2020-09-18 10:51:00 UTC [Info] Setting current protocol version to "0.1.0" from compile-time config
2020-09-18 10:52:06 UTC [Fatal] Unhandled top-level exception: $exn
Generating crash report
        exn: "(monitor.ml.Error\n  ((rpc_error (Connection_closed (\"EOF or connection closed\")))\n    (connection_description (\"Client connected via TCP\" (kaga 45039)))\n    (rpc_tag worker_init_rpc_1) (rpc_version 0))\n  (\"Raised at file \\\"src/error.ml\\\" (inlined), line 9, characters 14-30\"\n    \"Called from file \\\"src/or_error.ml\\\", line 72, characters 17-32\"\n    \"Called from file \\\"src/deferred1.ml\\\", line 17, characters 40-45\"\n    \"Called from file \\\"src/job_queue.ml\\\" (inlined), line 131, characters 2-5\"\n    \"Called from file \\\"src/job_queue.ml\\\", line 171, characters 6-47\"))"

  ☠  Coda Daemon crashed.
   The Coda Protocol developers would like to know why!

I've tried with my firewall completely disabled (allowing incoming connections on all ports) and I've tried with and without the -external-ip option.

I've tried with Ubuntu 18.04 LTS and 20.04 LTS.

My machine has 12 cores and 16GB ram.

Very occasionally it doesn't crash but just hangs indefinitely after "Setting current protocol version to "0.1.0" from compile-time config"

In case it's relevant

ii  libminiupnpc17:amd64 2.1.20190824-0ubuntu2 amd64        UPnP IGD client lightweight library

Please see crash report attached.

Hope this helps.

coda_crash_report_2020-09-18_10-52-06.559671.tar.gz

jason-james commented 3 years ago

I had this issue also, tried all of the things that @jspada tried but none of them worked. This was on Ubuntu 18.04 on a cloud server. I then tried on Ubuntu 18.04 on a local VM via hyper-V on my desktop, and got a little further but crashed probably due to memory issues.

After switching to Debian 9 on a cloud server from the same provider above, it's working fine.
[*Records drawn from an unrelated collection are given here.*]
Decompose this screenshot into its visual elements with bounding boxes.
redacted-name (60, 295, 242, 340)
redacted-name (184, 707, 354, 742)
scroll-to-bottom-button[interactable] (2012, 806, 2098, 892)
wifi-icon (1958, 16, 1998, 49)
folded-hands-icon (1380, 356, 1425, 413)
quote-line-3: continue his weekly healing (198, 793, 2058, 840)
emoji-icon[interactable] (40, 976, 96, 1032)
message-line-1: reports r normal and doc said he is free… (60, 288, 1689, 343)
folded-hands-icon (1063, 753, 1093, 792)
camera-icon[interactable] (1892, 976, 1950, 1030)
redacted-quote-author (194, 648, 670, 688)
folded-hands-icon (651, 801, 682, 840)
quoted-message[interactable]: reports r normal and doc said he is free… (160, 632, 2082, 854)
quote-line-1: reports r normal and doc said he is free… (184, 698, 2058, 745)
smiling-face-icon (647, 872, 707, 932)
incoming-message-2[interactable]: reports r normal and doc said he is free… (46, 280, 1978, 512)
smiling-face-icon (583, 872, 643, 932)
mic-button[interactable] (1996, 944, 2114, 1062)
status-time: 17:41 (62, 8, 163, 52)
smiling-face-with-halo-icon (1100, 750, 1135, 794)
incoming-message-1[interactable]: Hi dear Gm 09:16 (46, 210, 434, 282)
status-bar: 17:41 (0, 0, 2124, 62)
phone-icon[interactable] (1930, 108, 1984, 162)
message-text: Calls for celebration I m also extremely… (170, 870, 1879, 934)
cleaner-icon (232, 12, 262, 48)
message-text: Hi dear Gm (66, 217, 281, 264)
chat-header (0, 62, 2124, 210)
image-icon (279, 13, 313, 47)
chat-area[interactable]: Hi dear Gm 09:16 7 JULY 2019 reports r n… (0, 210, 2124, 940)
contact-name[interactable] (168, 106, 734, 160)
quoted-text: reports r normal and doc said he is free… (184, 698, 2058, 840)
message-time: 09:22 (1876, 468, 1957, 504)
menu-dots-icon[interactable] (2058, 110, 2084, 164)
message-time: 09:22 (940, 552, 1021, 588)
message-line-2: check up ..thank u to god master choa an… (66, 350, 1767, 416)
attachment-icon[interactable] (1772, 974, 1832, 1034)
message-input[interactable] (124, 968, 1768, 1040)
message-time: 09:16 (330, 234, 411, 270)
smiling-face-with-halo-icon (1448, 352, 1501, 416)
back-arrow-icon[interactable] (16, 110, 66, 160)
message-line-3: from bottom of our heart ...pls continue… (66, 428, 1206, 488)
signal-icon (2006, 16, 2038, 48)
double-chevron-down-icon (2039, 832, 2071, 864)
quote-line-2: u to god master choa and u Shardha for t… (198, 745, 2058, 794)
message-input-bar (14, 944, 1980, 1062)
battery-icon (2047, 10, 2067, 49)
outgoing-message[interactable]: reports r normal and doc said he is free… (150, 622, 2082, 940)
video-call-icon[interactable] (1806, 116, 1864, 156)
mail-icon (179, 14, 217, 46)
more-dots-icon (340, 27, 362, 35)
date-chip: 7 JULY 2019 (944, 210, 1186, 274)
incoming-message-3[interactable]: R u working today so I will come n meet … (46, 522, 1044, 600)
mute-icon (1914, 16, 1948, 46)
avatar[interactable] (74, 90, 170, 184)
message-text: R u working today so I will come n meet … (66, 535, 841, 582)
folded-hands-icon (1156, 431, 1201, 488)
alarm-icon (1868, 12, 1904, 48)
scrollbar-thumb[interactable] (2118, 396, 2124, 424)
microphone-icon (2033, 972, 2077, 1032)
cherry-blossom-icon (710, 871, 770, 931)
Running without error for ~14 hours.

8 cores 32gb ram

emberian commented 3 years ago

@lk86 this is unrelated to upnp or the libp2p networking. the exception is being raised by the rpc_parallel stack that communicates with the prover/verifier.

emberian commented 3 years ago

The fact that switcing from ubuntu to debian is an effective workaround leads me to believe that this is related to library linkage, waiting on more logs from a testnet participant to confirm.

dheeraj07 commented 3 years ago

I had the same issue several times today and still facing this. Machine type: 8vCPU and 32gb ram in Ubuntu 18.04(Cloud VM)

bkase commented 3 years ago

the exception is being raised by the rpc_parallel stack that communicates with the prover/verifier.

To follow up on what @emberian is saying, they also confirmed that the prover/verifier are currently the only places in our codebase using rpc_parallel and so it must be one of these two that is causing this failure.